3.2 Train-Test Split via scikit-learn

from sklearn.model_selection import train_test_split
train, test = train_test_split(sampling, test_size = 0.2)
len(train)

len(test)

4 Train-Test-Validation Split

Particular in the deep learning area (for example artificial neural networks), it is necessary to hold back part of the data set for validation purposes in addition to the training and test part.We can also do this with the train test split function shown above from scikit-learn. You only have to use this function twice in a row and change the percentage of the division. Let’s see here with the self-generated sample data set:

df = pd.DataFrame(np.random.randint(0,100,size=(10000, 4)), columns=['Var1', 'Var2', 'Var3', 'Target_Var'])
df.head()

df.shape

Ok we have generated 4 columns with 10k rows each.

Now we assign the predictors and the criterion to an object. This is a common step to train a machine learning model and could have already done with the previous methods as well.

x = df.drop('Target_Var', axis=1)
y = df['Target_Var']

Now we use the train_test_split function twice. First split with 80:20, second with 75:25.
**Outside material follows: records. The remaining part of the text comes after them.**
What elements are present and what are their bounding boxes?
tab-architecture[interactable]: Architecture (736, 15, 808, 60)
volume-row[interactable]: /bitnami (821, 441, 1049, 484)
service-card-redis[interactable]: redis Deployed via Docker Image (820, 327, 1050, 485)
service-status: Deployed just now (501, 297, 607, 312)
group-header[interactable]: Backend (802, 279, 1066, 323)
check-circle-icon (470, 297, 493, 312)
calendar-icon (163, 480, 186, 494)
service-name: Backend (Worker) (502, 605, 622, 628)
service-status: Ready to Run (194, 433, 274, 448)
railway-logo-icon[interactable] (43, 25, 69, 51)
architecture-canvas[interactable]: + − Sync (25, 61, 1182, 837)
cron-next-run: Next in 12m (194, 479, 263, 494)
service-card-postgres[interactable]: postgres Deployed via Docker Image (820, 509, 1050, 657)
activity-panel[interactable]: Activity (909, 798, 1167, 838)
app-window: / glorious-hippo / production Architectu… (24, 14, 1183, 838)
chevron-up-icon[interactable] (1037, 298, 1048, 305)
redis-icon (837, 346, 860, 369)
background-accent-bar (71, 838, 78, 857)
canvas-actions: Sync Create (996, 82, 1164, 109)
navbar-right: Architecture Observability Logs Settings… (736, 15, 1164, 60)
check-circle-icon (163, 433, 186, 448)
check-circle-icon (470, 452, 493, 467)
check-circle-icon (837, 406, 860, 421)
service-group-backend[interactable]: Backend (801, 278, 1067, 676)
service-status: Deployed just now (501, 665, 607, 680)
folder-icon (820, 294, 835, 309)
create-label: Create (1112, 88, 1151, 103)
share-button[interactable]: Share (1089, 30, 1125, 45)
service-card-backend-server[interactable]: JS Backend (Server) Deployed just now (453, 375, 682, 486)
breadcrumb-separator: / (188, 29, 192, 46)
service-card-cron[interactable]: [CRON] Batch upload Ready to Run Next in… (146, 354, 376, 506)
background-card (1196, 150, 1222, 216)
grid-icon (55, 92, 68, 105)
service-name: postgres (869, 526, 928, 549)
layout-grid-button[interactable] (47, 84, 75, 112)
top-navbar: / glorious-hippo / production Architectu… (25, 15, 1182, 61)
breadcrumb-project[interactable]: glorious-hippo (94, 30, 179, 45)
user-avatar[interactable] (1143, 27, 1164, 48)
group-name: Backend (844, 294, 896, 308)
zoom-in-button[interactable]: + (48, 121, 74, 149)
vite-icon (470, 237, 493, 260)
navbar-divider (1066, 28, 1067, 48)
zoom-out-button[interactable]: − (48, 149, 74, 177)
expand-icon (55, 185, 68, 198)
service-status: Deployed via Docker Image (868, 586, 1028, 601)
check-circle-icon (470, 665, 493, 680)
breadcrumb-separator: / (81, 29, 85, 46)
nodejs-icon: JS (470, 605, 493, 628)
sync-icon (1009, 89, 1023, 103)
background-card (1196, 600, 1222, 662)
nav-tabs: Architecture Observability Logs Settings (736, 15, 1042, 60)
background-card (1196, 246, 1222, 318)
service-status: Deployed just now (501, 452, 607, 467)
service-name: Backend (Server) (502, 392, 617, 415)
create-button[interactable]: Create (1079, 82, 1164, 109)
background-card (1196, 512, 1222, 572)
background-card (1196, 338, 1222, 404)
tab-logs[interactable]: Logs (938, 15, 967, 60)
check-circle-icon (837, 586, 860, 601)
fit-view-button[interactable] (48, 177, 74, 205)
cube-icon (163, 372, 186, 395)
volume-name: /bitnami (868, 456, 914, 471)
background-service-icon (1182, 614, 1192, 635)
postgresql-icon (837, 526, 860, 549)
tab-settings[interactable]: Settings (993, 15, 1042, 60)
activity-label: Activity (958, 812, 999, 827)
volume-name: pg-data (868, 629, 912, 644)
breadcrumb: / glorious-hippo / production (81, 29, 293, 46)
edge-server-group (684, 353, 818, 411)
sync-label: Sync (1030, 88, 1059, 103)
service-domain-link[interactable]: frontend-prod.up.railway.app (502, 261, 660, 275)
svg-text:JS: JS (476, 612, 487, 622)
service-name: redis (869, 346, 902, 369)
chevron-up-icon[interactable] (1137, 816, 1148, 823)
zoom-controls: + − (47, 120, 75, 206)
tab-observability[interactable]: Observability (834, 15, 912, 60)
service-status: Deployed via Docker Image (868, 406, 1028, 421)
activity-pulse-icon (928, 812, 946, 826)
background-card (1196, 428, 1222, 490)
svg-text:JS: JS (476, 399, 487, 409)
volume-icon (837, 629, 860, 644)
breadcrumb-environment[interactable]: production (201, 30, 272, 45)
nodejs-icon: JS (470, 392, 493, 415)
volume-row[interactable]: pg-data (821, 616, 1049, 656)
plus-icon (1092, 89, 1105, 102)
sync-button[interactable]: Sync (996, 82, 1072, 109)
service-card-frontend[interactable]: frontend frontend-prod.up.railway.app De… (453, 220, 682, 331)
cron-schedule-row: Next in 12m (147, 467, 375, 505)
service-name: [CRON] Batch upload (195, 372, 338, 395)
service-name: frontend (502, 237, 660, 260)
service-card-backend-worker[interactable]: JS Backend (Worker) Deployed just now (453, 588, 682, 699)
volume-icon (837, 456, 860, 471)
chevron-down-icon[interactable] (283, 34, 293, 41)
trainX_FULL, testX, trainY_FULL, testY = train_test_split(x, y, test_size = 0.2)
trainX, validationX, trainY, validationY = train_test_split(trainX_FULL, trainY_FULL, test_size = 0.25)

As a result, we receive a training part of 6,000 observations and a validation and test part of 2,000 observations each:

print(trainX.shape)
print(validationX.shape)
print(testX.shape)
print(trainY.shape)
print(validationY.shape)
print(testY.shape)

5 Conclusion

Now we are ready for predictive modelling.